This is a bad start: non-ASCII characters are used on the Internet for
many years. There is certainly an ASCII *bias* in many Internet
protocols, applications or deployments but if there was an ASCII
*monopoly*, it ended a long time ago.
From draft-ietf-idnabis-protocol-03.txt Section 6.1:

   The current update to the definition of the DNS protocol [RFC2181]
   explicitly allows domain labels to contain octets beyond the ASCII
   range (0000..007F), and this document does not change that.  Note,
   however, that there is no defined interpretation of octets 0080..00FF
   as characters.  If labels containing these octets are returned to
   applications, unpredictable behavior could result.  The A-label form,
   which cannot contain those characters, is the only standard
   representation for internationalized labels in the current DNS
   protocol.

As noted above, the DNS protocol does not prohibit the carrying
of non-ASCII characters; the issue is the response of applications to receipt
of such characters in responses.  Presumably applications written to 
UNICODE APIs such as GetAddrInfoW are capable of handling UTF-8 in 
responses, and indeed there are many such applications (e.g. applications 
depending on .NET/mono DNS classes).  

presently you cannot have domain names that are multilingual, for
example: japanese and english language mixed character domain names,
hindi and english language mixed character domain names etc. 

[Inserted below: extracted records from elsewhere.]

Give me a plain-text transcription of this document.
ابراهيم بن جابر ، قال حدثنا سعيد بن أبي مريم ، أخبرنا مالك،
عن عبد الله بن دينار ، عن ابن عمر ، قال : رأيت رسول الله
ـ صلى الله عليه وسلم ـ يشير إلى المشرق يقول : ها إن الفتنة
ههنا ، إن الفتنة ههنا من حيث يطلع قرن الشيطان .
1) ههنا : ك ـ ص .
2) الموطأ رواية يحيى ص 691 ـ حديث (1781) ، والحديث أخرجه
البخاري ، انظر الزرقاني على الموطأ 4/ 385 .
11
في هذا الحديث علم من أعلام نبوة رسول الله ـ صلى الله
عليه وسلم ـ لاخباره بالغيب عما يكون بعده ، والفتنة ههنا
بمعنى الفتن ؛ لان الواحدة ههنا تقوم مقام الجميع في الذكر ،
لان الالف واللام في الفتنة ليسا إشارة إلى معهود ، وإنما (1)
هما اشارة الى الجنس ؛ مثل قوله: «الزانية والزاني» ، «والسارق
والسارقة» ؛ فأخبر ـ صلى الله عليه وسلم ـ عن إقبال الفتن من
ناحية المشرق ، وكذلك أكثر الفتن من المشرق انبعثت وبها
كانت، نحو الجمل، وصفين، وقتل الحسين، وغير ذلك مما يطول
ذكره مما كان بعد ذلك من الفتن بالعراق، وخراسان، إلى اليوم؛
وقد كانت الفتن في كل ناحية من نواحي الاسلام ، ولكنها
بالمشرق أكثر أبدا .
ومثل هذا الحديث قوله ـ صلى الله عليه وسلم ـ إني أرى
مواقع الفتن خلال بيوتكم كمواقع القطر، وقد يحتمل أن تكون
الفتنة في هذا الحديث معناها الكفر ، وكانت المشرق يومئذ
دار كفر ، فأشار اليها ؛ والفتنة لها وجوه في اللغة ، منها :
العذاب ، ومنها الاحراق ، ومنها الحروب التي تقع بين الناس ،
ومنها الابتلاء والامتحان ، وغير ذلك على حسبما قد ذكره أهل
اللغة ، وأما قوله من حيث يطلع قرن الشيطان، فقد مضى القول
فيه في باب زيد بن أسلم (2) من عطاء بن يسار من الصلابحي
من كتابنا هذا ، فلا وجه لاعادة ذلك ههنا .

Since it is an IETF mailing list, I will focus on what depends on
IETF, technical standards. There is *nothing* in the current IDN
standard (machine names in Unicode) that forbids such mixes. You may
refer to bad policies like ICANN IDN Guidelines, which apparently
forbid mixing scripts, but this had nothing to do with the IETF,
nothing to do with the protocols.

From draft-ietf-idnabis-rationale-01.txt Section 14:

   To help prevent confusion between characters that are visually
   similar, it is suggested that implementations provide visual
   indications where a domain name contains multiple scripts.  Such
   mechanisms can also be used to show when a name contains a mixture of
   simplified and traditional Chinese characters, or to distinguish zero
   and one from O and l.  DNS zone administrators may impose
   restrictions (subject to the limitations identified elsewhere in this
   document) that try to minimize characters that have similar
   appearance or similar interpretations.  It is worth noting that there
   are no comprehensive technical solutions to the problems of
   confusable characters.  One can reduce the extent of the problems in
   various ways, but probably never eliminate it.  Some specific
   suggestions about identification and handling of confusable
   characters appear in a Unicode Consortium publication
   [Unicode-UTR36].

This is *not* a prohibition, but rather a suggestion; Section 4 of the document 
contains no restriction on the registration of labels with mixed scripts.  
Similar advice can be found in RFC 3490 Section 10. 
 
Another example, there is not much browser / URL bar integration and
usability innovation that allow for a non-ASCII language domain name
to stay non-ASCII script on the browser / URL bar without it
changing to Punycode.  

From draft-ietf-idnabis-rationale-01.txt Section 7.2:

   Applications MAY
   allow the display and user input of A-labels, but are encouraged to
   not do so except as an interface for special purposes, possibly for
   debugging, or to cope with display limitations.  A-labels are opaque
   and ugly, and, where possible, should thus only be exposed to users
   and in contexts in which they are absolutely needed.  Because IDN
   labels can be rendered either as the A-labels or U-labels, the
   application may reasonably have an option for the user to select the
   preferred method of display; if it does, rendering the U-label should
   normally be the default.

Indeed, there are browsers (e.g. Safari) that actually follow this advice (and 
provide a more pleasant user experience as a result).